Yang satu anak tercinta, belahan jiwa.
Yang satu, sumber mata pencaharian yang bikin kita bisa menyambung hidup hari demi hari, beli kopi susu kekinian, ngajak anak main ke tempat-tempat permainan hitz, bayar imunisasi anak yang harganya suka bikin alergi kita kumat, hingga membayar cicilan hutang yang rasa-rasanya nggak kelar-kelar.

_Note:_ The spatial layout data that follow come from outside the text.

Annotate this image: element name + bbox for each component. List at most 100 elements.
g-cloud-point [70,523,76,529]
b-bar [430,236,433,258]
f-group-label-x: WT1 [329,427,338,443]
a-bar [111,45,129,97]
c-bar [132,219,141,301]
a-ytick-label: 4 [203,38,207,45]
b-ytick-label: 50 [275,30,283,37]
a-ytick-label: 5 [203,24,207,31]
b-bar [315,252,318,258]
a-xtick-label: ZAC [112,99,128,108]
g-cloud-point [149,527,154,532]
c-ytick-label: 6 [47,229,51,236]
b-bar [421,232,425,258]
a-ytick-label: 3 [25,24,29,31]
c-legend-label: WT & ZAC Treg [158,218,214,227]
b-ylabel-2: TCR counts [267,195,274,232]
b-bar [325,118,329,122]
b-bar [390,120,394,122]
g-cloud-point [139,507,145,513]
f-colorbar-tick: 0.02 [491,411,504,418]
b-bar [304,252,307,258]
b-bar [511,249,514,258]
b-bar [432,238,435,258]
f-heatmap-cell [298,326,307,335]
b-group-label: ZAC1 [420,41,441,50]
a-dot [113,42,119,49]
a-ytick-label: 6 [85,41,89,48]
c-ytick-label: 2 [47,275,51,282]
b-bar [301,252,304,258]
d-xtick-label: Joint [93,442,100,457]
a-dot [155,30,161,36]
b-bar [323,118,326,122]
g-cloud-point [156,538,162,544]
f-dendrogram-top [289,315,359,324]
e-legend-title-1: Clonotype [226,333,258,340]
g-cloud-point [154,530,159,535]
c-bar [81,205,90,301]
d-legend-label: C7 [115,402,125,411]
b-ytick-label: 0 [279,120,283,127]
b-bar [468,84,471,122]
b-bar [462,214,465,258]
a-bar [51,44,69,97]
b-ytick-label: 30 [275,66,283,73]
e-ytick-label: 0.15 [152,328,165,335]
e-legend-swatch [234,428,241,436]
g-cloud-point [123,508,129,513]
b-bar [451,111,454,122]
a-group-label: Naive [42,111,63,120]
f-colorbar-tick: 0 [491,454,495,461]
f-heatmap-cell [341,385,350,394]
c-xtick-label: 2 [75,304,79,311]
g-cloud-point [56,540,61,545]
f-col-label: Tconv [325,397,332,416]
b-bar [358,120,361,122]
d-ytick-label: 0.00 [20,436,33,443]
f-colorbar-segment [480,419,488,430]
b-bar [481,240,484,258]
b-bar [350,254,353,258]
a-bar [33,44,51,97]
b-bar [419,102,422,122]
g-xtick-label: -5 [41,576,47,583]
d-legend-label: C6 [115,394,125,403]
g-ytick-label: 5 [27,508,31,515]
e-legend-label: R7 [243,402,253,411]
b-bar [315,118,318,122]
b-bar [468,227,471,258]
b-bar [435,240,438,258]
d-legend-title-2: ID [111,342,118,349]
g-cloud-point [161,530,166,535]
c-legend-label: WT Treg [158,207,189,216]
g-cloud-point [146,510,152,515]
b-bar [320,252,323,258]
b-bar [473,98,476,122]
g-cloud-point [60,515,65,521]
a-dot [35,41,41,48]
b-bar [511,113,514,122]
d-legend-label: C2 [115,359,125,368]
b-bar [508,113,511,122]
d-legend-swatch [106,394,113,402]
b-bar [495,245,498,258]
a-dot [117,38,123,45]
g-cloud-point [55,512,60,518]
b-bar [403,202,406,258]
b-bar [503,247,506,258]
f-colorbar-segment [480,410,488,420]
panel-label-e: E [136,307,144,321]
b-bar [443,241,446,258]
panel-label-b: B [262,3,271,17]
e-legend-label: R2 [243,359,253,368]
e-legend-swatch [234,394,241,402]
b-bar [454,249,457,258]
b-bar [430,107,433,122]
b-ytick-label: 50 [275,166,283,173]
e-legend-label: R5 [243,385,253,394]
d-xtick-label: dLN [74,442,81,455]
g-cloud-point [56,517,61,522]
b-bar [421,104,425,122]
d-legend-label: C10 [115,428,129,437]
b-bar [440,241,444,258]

Nggak nemenin anak di saat sakit, kok ya berasa jadi ibu paling jahat sejagad raya. Ibu yang nggak bertanggung jawab. Ibu yang nggak mikirin anak. Ibu yang sudah pasti bakal dikutuk jadi batu sama eyang psikolog anak yang hobinya menakut-nakuti orangtua (jangan sebut namanya pleaseeee). Dan sederet gelar ibu buruk lainnya akan menempel di hati dan otak.
Tapi, kalau nggak datang di meeting, siap-siap juga dicap karyawan yang nggak bertanggung jawab, karyawan yang nggak profesional, karyawan yang mau digaji tapi nggak mau melakukan kewajibannya, belum ditambah sama nyinyiran rekan-rekan kantor yang nggak paham rasanya berjalan di sepatu yang kita kenakan. Atau harus nebal-nebalin telinga mendengar kalimat “Emang dia aja yang jadi ibu. Kita juga ibu kali, tapi kita bisa tuh tetap datang meeting.!” Nah, mau jengkang nggak kalau dengar omongan begitu dari sesama rekan kerja yang notebene juga seorang ibu.
Baca juga:
Hai Para Perempuan Mari Kita Saling Bantu di Dunia Kerja
Iya, susah ya jadi ibu bekerja itu.
Karena nggak selamanya kita bisa memiliki kondisi super ideal. Yang bisa terus-terusan imbang antara waktu bekerja dan mengurus anak. Maunya sih, kerja nggak ada lembur, semua kerjaan bisa selesai di jam-jam kantor, ada yang nemenin anak saat kita bekerja, dan yang nemenin si anak bukan ART ‘karbitan’ yang kita latih paksa untuk jaga anak, tapi baby sitter profesional yang baik, penyayang dan bergaji di bawah 1,5 juta, ahahahaha. Ditambah nggak ada cerita anak sakit di saat deadline kantor menggila atau di saat kita harus presentasi di hadapan para CEO atau founder.
Baca juga:
5 Hal yang Harus Dilepaskan Oleh Working Mom
Lah, terus kudu piye?
Nggak gimana-gimana selain ikutin aja kata hati kita. Ikutin aja nurani kita menyuruh kita melakukan apa. Karena di antara semua orang yang menekan kita, nyinyirin kita, ngomongin nggak enak tentang kita tapi sama sekali nggak bantu apa-apa, hanya kita yang paling paham situasi yang kita alami saat itu.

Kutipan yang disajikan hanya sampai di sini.